A gauche : Le SAS tahitien Albert Colombani (Fonds Colombani). A droite : Orairai Mahahe et Manarii Fateata (Fonds Shigetomi. Courtesy Orairai).
A gauche : Le SAS tahitien Albert Colombani (Fonds Colombani). A droite : Orairai Mahahe et Manarii Fateata (Fonds Shigetomi. Courtesy Orairai).
PAPEETE, 17 juin 2019 - Le 18 juin, ce n’est pas uniquement l’Appel du général de Gaulle en 1940. Il y a 75 ans, le 18 juin 1944, alors que la bataille suprême est engagée depuis l’aube du 6, dix Tamari’i tahiti sont jetés dans la bataille de Saint-Marcel en Bretagne. Ces SAS participeront ensuite à plusieurs combats de la Libération.

Ils étaient dix, trois natifs des Iles sous-le-Vent, les deux frères Etienne et Albert Colombani ainsi que Orairai Mahahe, deux natifs des Marquises, Piutaioa Kiipuhia dit Puma et Tahiaumoea Tehaamoana et les cinq autres de Tahiti : Nicolas Teo Tevaearai Paaeho, Pita Tihoni, Manarii Fateata, Punua Teai et Ernest Marama Tetuaea Constantin. Tous s’engagent en 1943 dans le 1er bataillon d’infanterie de l’air, corps des free french squadron des Special air services anglais, les SAS. 

Les dix volontaires tahitiens ont gagné l’île de Makatea pour embarquer à destination d’Auckland, le 23 mars 1943, sur le Trienza, navire minier de la compagnie des phosphates. Ils quittent la Nouvelle-Zélande fin avril 1943 sur le S/S Monowai pour Glasgow, où ils arrivent le 2 juin.

Là les Tahitiens sont conduits à la parachute training school où effectuant leurs sauts réglementaires, avant d’être brevetés parachutistes.

Les Tahitiens découvrent la rigueur du climat écossais conjuguée à la sévérité des entrainements britanniques pendant plus d’un an afin de se préparer aux actions de guérilla sur les arrières de l’ennemi. Les SAS seront surnommés par Radio Paris à la solde de l’occupant : les sanguinaires aux bérets noirs.

Dans la nuit du 12 juin 1944, une dizaine d’avions des squadron 196 et 299  de la Royal Air Force larguent quatre-vingt SAS au-dessus de Saint-Marcel. Parmi eux se trouvent les sticks de l’aspirant Arsène Juillard et du sergent Alexandre Oguer du 4 e SAS encadrant les Tahitiens.

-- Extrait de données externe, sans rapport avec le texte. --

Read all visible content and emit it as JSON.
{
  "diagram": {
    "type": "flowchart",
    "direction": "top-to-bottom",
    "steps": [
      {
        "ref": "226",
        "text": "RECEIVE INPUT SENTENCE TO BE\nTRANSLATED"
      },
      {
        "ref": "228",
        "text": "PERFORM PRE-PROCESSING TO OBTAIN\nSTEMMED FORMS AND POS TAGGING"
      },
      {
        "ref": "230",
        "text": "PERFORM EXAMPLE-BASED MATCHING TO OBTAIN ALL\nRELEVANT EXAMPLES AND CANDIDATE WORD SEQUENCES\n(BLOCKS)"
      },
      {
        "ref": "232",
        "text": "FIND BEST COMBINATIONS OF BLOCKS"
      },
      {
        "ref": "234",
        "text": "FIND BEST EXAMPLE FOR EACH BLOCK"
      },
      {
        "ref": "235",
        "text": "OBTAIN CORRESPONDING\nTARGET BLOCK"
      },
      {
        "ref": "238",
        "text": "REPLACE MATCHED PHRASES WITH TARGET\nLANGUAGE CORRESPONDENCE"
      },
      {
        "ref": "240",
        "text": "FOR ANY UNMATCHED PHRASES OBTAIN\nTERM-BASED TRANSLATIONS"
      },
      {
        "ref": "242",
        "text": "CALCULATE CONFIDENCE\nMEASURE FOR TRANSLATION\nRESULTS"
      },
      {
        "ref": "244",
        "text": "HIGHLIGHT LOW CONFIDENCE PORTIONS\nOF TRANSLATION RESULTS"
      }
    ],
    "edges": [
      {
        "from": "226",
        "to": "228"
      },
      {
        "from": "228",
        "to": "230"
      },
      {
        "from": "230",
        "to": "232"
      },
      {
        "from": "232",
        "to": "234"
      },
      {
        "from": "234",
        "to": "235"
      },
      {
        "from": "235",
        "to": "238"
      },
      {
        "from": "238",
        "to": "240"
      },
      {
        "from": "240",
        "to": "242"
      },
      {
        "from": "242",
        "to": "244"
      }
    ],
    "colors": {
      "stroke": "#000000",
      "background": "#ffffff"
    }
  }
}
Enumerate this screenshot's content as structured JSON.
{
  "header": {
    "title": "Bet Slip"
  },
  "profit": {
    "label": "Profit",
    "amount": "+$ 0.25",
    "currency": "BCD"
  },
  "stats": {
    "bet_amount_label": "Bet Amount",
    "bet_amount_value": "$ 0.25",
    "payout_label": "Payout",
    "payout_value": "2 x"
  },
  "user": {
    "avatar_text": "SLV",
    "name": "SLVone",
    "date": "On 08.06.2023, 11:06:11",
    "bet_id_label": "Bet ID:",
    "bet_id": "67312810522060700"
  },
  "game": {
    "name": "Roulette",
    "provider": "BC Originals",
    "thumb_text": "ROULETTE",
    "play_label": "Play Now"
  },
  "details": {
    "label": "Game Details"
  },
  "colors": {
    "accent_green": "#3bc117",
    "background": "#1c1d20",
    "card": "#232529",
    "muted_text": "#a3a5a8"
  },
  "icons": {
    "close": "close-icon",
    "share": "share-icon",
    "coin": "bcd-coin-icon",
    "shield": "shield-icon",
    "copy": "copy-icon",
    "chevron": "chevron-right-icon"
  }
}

A Saint-Marcel, la résistance du Morbihan a installé un véritable camp retranché où sont organisés et équipés les volontaires F.F.I. soit l’équivalent d’un effectif de deux mille cinq cents hommes aux ordres du Colonel Chenailler dont le nom de guerre est Morice. 
Ce rassemblement de quelques milliers de combattants patriotes et de SAS autour de Saint-Marcel conduit le dimanche 18 juin 1944 à une réaction offensive lourde des Allemands. 

​La bataille de Saint-Marcel

Le capitaine Larralde et les SAS tahitiens sont en position au manoir de Sainte-Geneviève et couvrent le secteur de Bois Joly, tenu aussi par le bataillon FFI Le Gouvello. Un poste de secours est organisé dans un des pavillons. Vers 8h15, un détachement de la 7e compagnie du 2e régiment de parachutistes allemands se déploie rapidement vers eux. Les militaires progressent à travers les champs de blé et sous le couvert des taillis. Cinq résistants surpris en conversation avec une adolescente de 15 ans affectée à la garde de vaches sont abattus sans sommation. L’objectif des Allemands est de prendre la ferme de Bois Joly pour en faire un point d’observation et d’attaque de Sainte-Geneviève.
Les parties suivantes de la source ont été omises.